Bone marrow biopsy (BMB) provided little information for response assessment in clinical trials of follicular lymphoma (FL) and should be eliminated from clinical trial requirements and diagnostic guidelines, authors of a large retrospective analysis concluded.
Fewer than 1% of 580 patients had a positive baseline BMB, complete radiologic response, and subsequent positive biopsy after treatment. Landmark survival analyses showed no difference in progression-free survival (PFS) or overall survival (OS) between patients with or without a positive BMB at baseline. A sensitivity analysis involving 385 patients showed that 1.3% had biopsies that affected response assessment.
“Therefore, BMB were irrelevant to response in 99% of subjects,” reported Sarah C. Rutherford, MD, of Weill Cornell Medicine in New York City, and co-authors in the Journal of Clinical Oncology.
“We conclude that BMB add little value to response assessment in subjects with FL treated on clinical trials and we recommend eliminating BMB from clinical trial requirements. BMB should also be removed from diagnostic guidelines for FL except in scenarios in which it may change management including confirmation of limited stage and assessment of cytopenias. This would reduce cost, patient discomfort, resource utilization, and potentially remove a barrier to trial enrollment,” they continued.
The study provided new information about the value of BMB in FL, but the analysis has several limitations, according to Paolo Strati, MD, of the University of Texas MD Anderson Cancer Center in Houston.
“In first place, patients enrolled in clinical trials, as in this study, may not be representative of real-world practice,” Strati, who was not involved in the study, told MedPage Today. “In second place, the level of sensitivity of techniques employed to detect bone marrow involvement has changed over time, and the rate of falsely negative cases across trials run at very different times may be very variable. Also the criteria used to determine radiological response have changed over time, and half of the trials included in this study used CT-based criteria, which may have underestimated the rate of patients in complete remission.”
“Finally, this study does not address the interventional implications of positive bone marrow biopsies at the end of treatment, which would be the need for maintenance therapy,” Strati added. “The FOLL12 study has recently shown, in a randomized controlled setting, that patients in complete remission but with positive minimal residual disease benefit from maintenance.
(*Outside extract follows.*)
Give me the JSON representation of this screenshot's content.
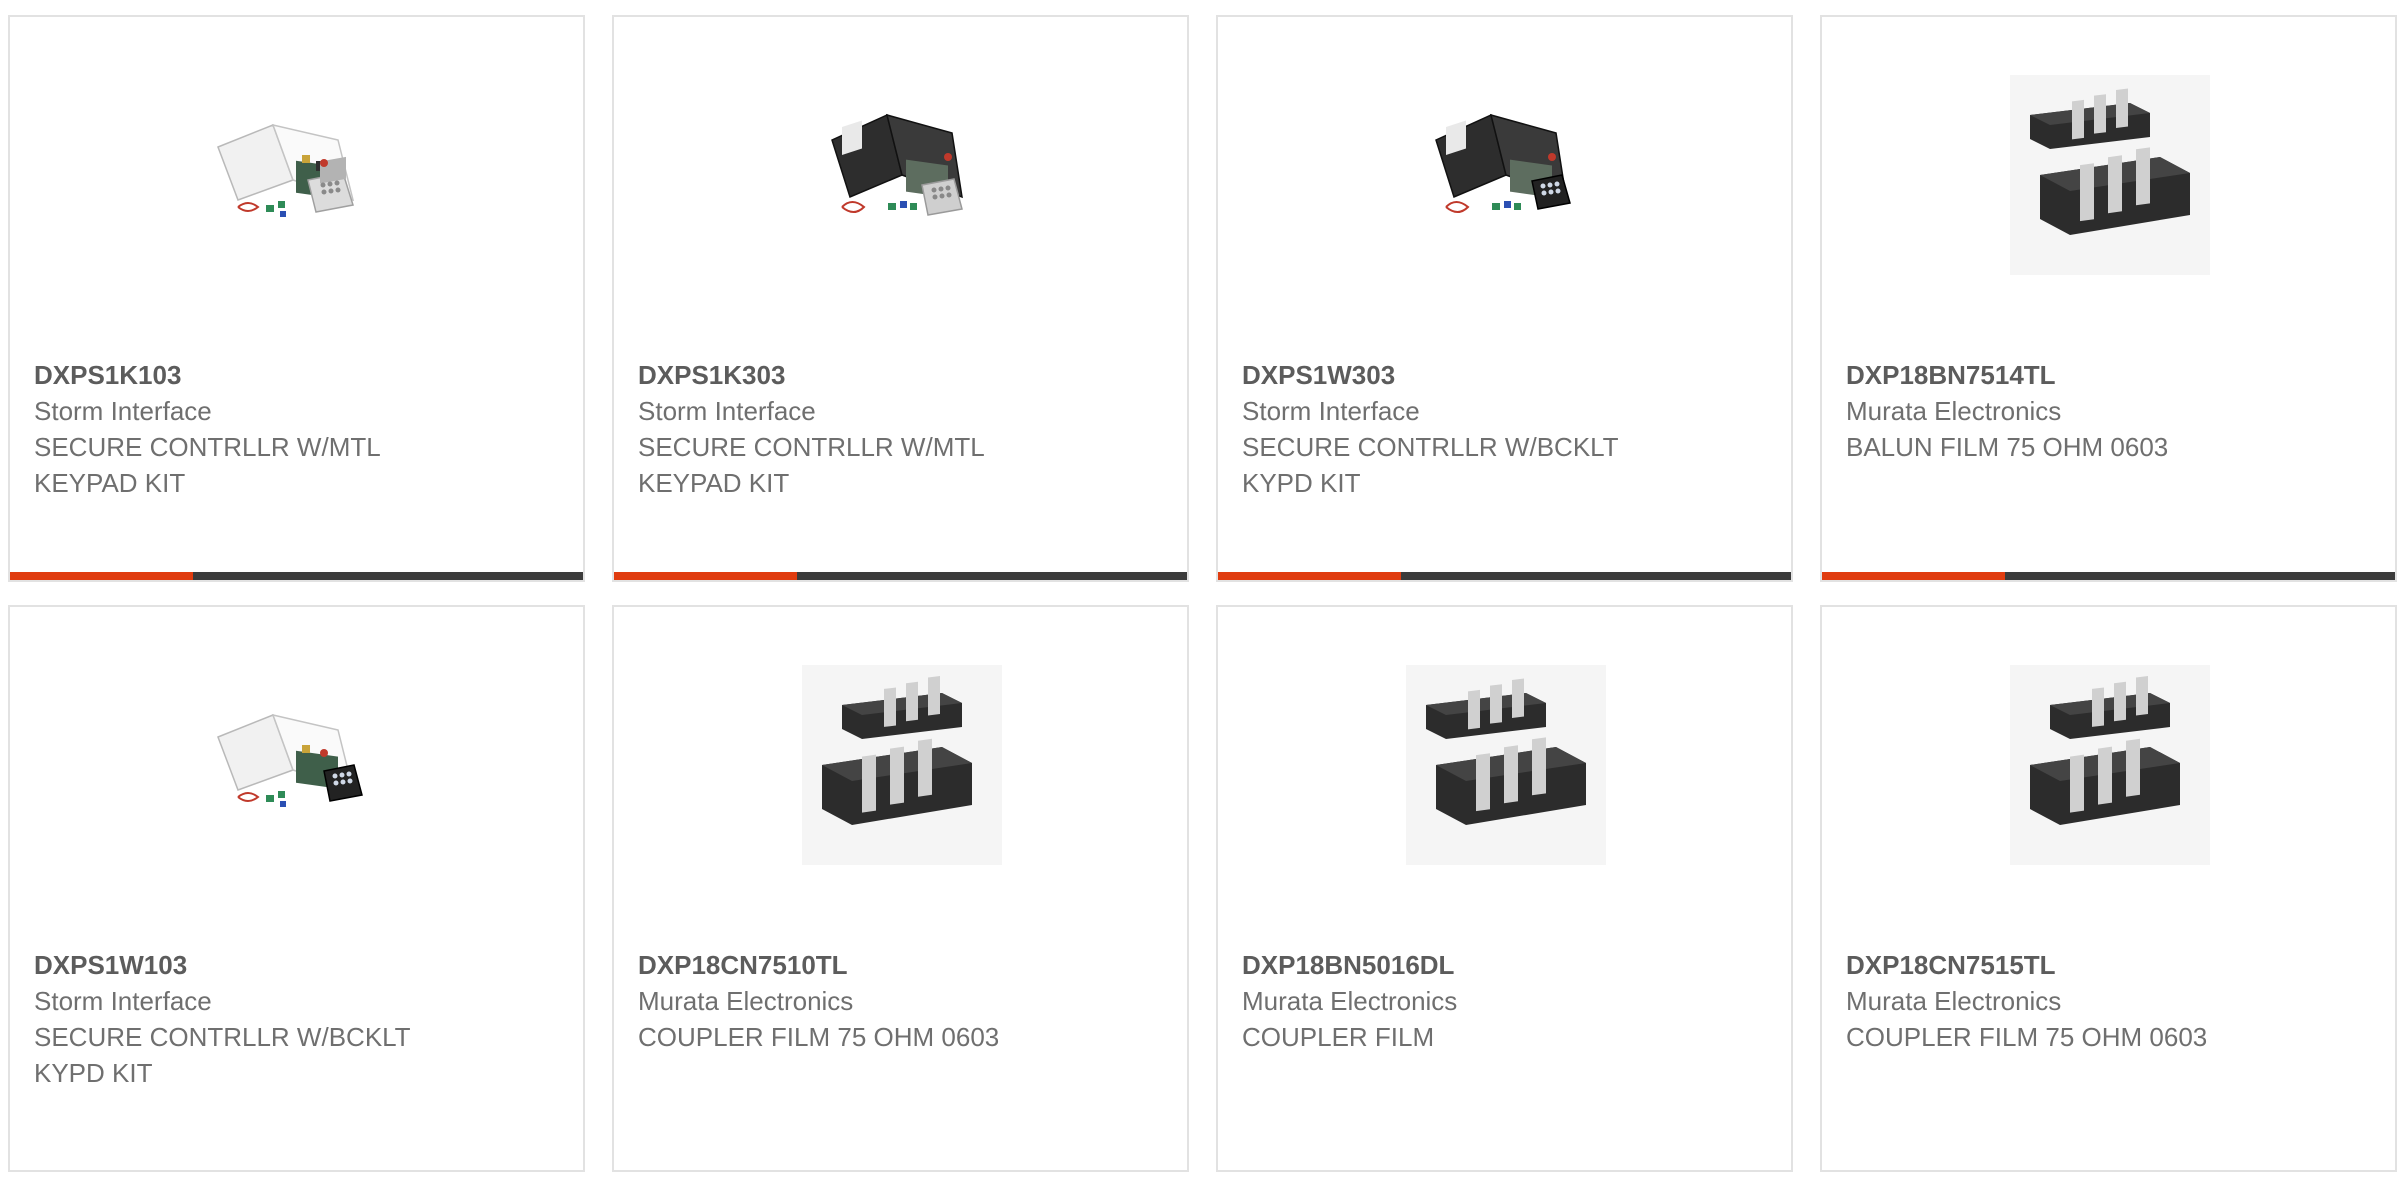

And the latter may be represented by positive bone marrow disease, when more sensitive techniques are employed.”
In contrast to aggressive B-cell lymphomas, wherein bone marrow involvement can be reliably determined by noninvasive means, imaging is not sufficient for FL and other indolent lymphomas, he said. “Universal agreement” exists about the need for BMB in early FL but not for advanced disease. The adequacy of flow cytometry to assess bone marrow involvement also remains unresolved.
“While some clinicians may decide to modify or confirm their current practice based on findings from this paper, prospective randomized trials are probably needed to confirm these findings and to make sure that no harm is done to patients by omitting bone marrow biopsies,” he noted.
Rutherford and co-authors reported findings from an analysis of patients enrolled in seven cooperative-group trials of previously untreated FL from 2008 to 2016. The 580 patients included in the analysis had BMB at baseline and during response assessment, as well as best response by imaging. The authors also investigated whether cytopenias were associated with positive findings on baseline BMB, using baseline blood counts from five of the seven trials.
The data showed that 55% of the patients had positive baseline BMB. The analysis of blood counts showed no association between cytopenias at baseline and a positive BMB.
Investigators found that five of the 580 patients had a positive baseline BMB, complete response to treatment on imaging, and a subsequent positive BMB (P<0.0001). Among 344 patients with a complete response on imaging after treatment, five had BMB that affected response assessment.
Rutherford and colleagues also performed landmark survival analyses for 187 patients who had a complete response on imaging at the end of treatment. Neither PFS nor OS differed significantly between 47 patients who had a negative BMB within 60 days of complete response and 140 patients who did not have a repeat BMB within 60 days of imaging (HR 1.10, 95% CI 0.62-1.94 and HR 0.59, 95% CI 0.23-1.53).
Investigators performed a sensitivity analysis using data on 385 patients from a phase III trial of rituximab (Rituxan)-based therapy in low-burden FL. The analysis showed that five patients had BMB that affected response assessment.
“Based upon these results, BMB should be eliminated from diagnostic guidelines in FL and no longer incorporated as response assessments in clinical trials for patients with FL,” the authors concluded. “This strategy is consistent with initiatives including the American Board of Internal Medicine Foundation’s Choosing Wisely Campaign, as well as joint efforts by ASCO [American Society of Clinical Oncology] and Friends of Cancer Research to maximize value of medical interventions and modernize eligibility criteria and therefore make clinical care and trial enrollment more patient focused.”